Einig in Kritik, uneins bei Verfolgung

einig in kritik, uneins bei verfolgung

Das Cannabisgesetz erlaubt Volljährigen in Deutschland ab dem 1. April das Kiffen.

Die Deutsche Polizeigewerkschaft (DPolG) und die Gewerkschaft der Polizei (GdP) in Bayern sehen mit der Teillegalisierung von Cannabis einen Berg zusätzlicher Arbeit auf Bayerns Polizisten zukommen. Bei dem Gesetz handele es sich um ein «Bürokratiemonster», es gebe zahlreiche Unklarheiten, kritisierte der DPolG-Landesvorsitzende Jürgen Köhnlein. «Wir können aus einem schlechten Gesetz keine guten Verwaltungsvorschriften machen», sagte Köhnlein der Deutschen Presse-Agentur. «In Berlin wird diskutiert. Aber wir werden zum Einsatz gerufen.»

Bayerns Innenminister Joachim Herrmann (CSU) sprach von einem sicherheits- und gesundheitspolitischem «Trauerspiel, dass die Bundesregierung die Cannabis-Legalisierung durchgedrückt hat». «Die Bedenken aller Innenminister und -senatoren der Länder wurden einfach weggewischt, ebenso die Kritik selbst in den eigenen Reihen.»

Herrmann bekräftigte, dass in Bayern die neuen Cannabis-Regelungen so streng wie möglich kontrolliert werden sollen.
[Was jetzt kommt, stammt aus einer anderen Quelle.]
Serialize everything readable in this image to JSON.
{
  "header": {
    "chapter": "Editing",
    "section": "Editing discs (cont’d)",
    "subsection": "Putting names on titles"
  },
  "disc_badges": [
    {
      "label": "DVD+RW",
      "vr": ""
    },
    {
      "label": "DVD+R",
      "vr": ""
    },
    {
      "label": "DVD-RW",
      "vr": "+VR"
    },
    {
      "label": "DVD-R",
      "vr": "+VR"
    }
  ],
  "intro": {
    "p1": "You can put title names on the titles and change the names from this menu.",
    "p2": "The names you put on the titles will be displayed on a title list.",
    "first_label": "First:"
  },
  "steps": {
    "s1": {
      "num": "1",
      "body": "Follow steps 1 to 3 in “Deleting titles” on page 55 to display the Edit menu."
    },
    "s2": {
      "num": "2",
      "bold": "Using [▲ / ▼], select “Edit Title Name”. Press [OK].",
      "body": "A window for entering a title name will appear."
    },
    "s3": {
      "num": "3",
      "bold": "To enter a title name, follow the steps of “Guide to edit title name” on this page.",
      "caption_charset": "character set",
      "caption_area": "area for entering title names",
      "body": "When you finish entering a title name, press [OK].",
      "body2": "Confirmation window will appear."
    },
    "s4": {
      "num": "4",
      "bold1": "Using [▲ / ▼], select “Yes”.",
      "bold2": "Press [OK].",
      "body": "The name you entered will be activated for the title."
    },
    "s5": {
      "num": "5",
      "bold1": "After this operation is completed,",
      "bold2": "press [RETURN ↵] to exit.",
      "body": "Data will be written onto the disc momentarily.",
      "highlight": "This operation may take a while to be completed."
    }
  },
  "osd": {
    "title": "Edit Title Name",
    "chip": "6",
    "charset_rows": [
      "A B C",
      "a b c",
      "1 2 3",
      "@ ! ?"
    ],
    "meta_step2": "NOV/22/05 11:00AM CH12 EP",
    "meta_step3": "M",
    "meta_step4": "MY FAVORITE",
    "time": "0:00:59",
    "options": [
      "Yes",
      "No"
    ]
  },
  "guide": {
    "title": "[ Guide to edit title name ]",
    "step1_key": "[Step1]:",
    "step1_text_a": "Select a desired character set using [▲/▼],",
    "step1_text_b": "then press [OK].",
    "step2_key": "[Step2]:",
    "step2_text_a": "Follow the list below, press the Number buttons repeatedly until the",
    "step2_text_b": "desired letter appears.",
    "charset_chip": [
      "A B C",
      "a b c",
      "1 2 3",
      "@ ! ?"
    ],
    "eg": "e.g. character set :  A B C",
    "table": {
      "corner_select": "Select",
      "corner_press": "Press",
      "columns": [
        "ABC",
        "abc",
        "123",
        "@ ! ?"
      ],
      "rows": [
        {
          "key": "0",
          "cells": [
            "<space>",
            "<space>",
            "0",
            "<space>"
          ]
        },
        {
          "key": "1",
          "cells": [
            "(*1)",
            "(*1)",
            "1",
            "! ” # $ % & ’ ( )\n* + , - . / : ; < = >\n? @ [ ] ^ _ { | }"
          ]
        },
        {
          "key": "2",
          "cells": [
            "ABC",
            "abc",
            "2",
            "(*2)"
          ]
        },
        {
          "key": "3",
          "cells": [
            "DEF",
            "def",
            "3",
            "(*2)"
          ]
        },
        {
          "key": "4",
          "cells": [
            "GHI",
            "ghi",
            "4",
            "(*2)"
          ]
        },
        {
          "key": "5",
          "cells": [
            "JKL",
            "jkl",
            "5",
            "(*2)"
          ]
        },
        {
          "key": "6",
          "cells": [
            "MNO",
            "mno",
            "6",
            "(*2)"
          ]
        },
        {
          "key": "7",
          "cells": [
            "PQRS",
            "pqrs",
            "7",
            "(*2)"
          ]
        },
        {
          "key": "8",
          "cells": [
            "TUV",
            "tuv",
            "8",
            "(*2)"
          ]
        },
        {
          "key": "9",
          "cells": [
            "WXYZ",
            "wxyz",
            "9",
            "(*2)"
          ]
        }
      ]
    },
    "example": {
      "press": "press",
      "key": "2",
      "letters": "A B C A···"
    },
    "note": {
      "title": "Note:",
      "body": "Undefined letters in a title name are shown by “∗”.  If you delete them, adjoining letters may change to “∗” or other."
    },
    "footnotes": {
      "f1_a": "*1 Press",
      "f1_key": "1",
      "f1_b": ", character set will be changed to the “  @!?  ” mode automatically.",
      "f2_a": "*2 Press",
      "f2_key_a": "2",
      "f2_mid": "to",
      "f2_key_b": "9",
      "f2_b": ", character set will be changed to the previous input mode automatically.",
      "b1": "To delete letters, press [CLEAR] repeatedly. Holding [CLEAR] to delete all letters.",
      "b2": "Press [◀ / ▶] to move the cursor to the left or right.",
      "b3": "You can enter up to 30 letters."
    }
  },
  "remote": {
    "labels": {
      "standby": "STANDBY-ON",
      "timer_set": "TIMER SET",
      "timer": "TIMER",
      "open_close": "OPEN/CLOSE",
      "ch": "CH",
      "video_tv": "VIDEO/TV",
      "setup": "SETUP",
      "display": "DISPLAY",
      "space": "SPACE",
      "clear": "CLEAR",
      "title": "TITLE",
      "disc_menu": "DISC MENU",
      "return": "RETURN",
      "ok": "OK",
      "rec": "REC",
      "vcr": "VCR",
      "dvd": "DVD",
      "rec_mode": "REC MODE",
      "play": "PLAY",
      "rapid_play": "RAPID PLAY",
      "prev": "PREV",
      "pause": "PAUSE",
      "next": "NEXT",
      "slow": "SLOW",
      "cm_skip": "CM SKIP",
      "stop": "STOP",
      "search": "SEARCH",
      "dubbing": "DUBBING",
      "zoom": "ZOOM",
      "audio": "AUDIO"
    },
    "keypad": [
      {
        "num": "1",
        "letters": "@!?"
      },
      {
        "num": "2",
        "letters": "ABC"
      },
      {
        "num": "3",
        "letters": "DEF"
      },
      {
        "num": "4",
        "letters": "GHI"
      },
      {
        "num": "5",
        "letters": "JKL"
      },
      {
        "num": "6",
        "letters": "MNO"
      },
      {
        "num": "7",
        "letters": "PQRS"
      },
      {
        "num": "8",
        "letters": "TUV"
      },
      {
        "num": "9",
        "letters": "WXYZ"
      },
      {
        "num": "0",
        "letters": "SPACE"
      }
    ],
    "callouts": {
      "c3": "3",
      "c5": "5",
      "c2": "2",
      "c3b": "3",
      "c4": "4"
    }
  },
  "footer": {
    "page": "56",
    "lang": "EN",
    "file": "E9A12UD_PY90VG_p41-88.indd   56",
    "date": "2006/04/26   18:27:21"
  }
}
Ähnlich hatte sich zuvor auch Ministerpräsident Markus Söder geäußert. Bayern werde kein Kifferland werden, hatte der CSU-Politiker betont. Genau diese Aussage kritisierte nun aber Polizeigewerkschafter Köhnlein: «Söder bringt dadurch die Behörden und die Polizei in eine Position, in der sie ganz genau kontrollieren müssen.» Dazu aber fehlten zum einen die genauen Verwaltungsvorschriften, zum anderen die Personalstärke und die Instrumente.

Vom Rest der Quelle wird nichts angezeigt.